Wenn ein Felix Mendelssohn Bartholdy Lieder ohne Worte schreiben konnte und diese sich auch noch bald 200 Jahre nach ihrem Entstehen großer Beliebtheit erfreuen, scheint dem Verzicht auf die menschliche Stimme ein gewisser Zauber innezuwohnen. Dieser Gedanke könnte auch dem Blockflötisten Simon Borutzki gekommen sein, denn für die CD Extravaganza lässt er sein Instrument gleichsam als Vokalist auftreten. Und der Kunstgriff erweist sich als wunderbare Idee: Borutzkis Flöten singen!

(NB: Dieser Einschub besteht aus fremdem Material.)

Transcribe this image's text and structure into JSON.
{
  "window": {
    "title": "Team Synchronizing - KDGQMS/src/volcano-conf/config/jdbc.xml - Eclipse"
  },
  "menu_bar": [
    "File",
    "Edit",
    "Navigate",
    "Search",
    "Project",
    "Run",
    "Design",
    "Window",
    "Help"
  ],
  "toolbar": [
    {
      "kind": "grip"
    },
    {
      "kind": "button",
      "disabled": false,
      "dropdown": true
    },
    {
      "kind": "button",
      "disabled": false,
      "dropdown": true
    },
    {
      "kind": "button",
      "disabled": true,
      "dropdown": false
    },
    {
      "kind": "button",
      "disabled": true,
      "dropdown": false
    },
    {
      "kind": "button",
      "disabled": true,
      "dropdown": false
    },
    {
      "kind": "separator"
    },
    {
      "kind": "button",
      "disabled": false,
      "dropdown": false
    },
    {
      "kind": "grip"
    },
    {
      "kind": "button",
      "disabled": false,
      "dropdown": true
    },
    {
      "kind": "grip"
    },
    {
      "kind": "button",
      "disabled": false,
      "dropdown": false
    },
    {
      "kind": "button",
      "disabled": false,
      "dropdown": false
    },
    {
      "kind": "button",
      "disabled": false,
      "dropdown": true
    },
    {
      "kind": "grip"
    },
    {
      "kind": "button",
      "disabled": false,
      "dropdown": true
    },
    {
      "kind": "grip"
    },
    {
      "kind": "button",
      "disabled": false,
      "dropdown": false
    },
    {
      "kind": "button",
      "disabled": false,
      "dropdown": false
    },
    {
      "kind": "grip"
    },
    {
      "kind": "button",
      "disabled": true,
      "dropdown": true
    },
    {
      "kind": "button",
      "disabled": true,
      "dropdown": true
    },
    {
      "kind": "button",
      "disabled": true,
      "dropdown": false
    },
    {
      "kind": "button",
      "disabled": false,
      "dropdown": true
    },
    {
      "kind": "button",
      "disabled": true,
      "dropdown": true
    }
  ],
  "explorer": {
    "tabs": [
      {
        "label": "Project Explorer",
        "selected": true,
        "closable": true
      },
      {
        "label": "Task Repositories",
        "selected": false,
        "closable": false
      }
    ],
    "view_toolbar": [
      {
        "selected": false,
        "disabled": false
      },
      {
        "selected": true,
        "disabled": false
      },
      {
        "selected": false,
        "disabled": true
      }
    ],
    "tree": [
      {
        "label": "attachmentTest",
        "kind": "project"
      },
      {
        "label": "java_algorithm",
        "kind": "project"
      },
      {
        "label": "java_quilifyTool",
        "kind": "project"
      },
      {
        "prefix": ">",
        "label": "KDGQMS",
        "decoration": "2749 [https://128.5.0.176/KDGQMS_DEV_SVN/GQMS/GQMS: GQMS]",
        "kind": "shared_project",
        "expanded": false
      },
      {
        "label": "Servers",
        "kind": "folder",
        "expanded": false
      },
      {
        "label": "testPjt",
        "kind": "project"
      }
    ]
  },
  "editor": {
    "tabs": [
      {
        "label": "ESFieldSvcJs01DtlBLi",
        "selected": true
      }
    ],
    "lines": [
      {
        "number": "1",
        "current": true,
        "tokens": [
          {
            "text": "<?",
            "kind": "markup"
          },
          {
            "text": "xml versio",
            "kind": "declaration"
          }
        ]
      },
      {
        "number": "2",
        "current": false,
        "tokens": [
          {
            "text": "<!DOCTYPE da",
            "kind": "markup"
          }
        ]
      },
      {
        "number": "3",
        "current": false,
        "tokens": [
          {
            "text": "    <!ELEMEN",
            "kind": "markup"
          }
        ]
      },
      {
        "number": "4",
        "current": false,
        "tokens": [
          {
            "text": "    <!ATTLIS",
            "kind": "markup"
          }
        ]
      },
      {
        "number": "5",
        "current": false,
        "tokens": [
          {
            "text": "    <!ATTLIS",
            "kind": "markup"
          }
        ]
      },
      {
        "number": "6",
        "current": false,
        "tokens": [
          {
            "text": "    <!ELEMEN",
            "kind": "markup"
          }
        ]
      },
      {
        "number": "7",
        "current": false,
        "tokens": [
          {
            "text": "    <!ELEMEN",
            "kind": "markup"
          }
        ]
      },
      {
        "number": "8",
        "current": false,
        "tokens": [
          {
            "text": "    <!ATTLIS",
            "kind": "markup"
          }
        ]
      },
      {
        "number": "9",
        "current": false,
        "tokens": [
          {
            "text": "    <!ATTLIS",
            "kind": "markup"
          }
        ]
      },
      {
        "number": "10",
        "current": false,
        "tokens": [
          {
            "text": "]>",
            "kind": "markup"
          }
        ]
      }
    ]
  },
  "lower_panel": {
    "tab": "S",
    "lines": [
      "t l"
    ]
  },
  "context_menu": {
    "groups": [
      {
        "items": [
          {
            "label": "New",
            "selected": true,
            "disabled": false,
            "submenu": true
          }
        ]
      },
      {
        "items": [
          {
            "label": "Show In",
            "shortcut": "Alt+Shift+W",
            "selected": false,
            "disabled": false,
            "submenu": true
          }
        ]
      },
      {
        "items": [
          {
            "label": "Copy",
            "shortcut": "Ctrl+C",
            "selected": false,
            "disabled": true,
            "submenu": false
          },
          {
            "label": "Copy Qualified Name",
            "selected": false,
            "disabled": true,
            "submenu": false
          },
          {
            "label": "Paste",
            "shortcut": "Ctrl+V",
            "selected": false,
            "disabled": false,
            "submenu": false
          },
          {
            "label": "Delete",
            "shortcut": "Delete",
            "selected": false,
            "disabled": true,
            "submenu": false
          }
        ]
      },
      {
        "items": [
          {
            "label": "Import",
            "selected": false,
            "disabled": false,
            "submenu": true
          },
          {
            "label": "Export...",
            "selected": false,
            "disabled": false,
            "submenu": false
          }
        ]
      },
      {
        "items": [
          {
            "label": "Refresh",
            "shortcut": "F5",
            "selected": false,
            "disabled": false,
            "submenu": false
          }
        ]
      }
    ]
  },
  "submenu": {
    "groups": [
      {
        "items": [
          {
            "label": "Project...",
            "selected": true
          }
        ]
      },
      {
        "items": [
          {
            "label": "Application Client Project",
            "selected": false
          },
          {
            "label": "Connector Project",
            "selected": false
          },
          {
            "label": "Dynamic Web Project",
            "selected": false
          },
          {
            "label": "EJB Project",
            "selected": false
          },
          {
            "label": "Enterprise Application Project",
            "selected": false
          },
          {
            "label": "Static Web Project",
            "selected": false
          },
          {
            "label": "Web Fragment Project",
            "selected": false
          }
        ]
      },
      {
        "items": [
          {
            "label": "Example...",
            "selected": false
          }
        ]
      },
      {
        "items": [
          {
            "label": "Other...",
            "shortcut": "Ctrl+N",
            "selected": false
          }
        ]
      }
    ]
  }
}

« Die Blockflöte kann strahlen wie eine Trompete, zwitschern wie ein Vogel, singen wie eine Primadonna und rühren wie ein Gebet“, sagt der Künstler über die Qualitäten seines Instruments. Dabei hat er für diese Aufnahme etwaige Vokalstimmen nicht etwa durch die Flöte ersetzt, sondern spielt gemeinsam mit Lea Rahel Bader am Violoncello, Magnus Andersson an der Laute &resp. der Barockgitarre, Daniel Trumbull am Cembalo und an der Orgel Werke von Tomaso Albinoni, Pietro Castrucci, Johann Adolf Hasse, Domenico Scarlatti oder Antonio Vivaldi – mal als Originalkomposition, mal für die Flöte bearbeitet. Darunter befinden sich mit Leonardo Vincis c-Moll-Sonate und Giuseppe Sammartinis d-Moll-Sinfonia für Flöte und Bass übrigens auch zwei Ersteinspielungen.
Dabei lassen die Musiker vor dem geistigen Auge des Zuhörers durchaus lebendige Bilder entstehen, die die ‘Opernszenen im Westentaschenformat’, wie sie im Booklet bezeichnet werden, klangfarbenreich inszenieren. Und immer verleiht Borutzki seinem Spiel menschliche Regungen von heiligem Zorn über energiegeladene Erregung bis zu lächelnder Gemütsruhe. Die Flöte ist hier laut Künstler die Primadonna – mit allen Vor- und Nachteilen, denn so schön sie zweifelsohne singt: Punktuell hätte man den Flötenton ein wenig zurücknehmen können, um eine bessere Balance zwischen der Flöte und den anderen Instrumenten zu bekommen.
Auf der anderen Seite möchte diese Primadonna ihre Qualitäten ja auch zeigen. Und die hat sie unbestritten: Simon Borutzki beweist buchstäblich einen langen Atem, mit dem er Melodiebögen überzeugend aussingt, in wilden Kadenzen leichtfüßig hin- und herspringt oder sich behände in rasende Läufe stürzt. Wer den Blockflötisten kennt, weiß, dass er auch guter Sänger ist. Und beide Talente hat er für Extravaganza trefflich zusammengeführt. Der CD-Titel ist übrigens ein Neologismus aus Vivaldis La Stravaganza und der selbst gestellten Aufgabe, etwas Neues und Besonderes zu schaffen. Und das ist Borutzki und seinen Musikern bestens gelungen.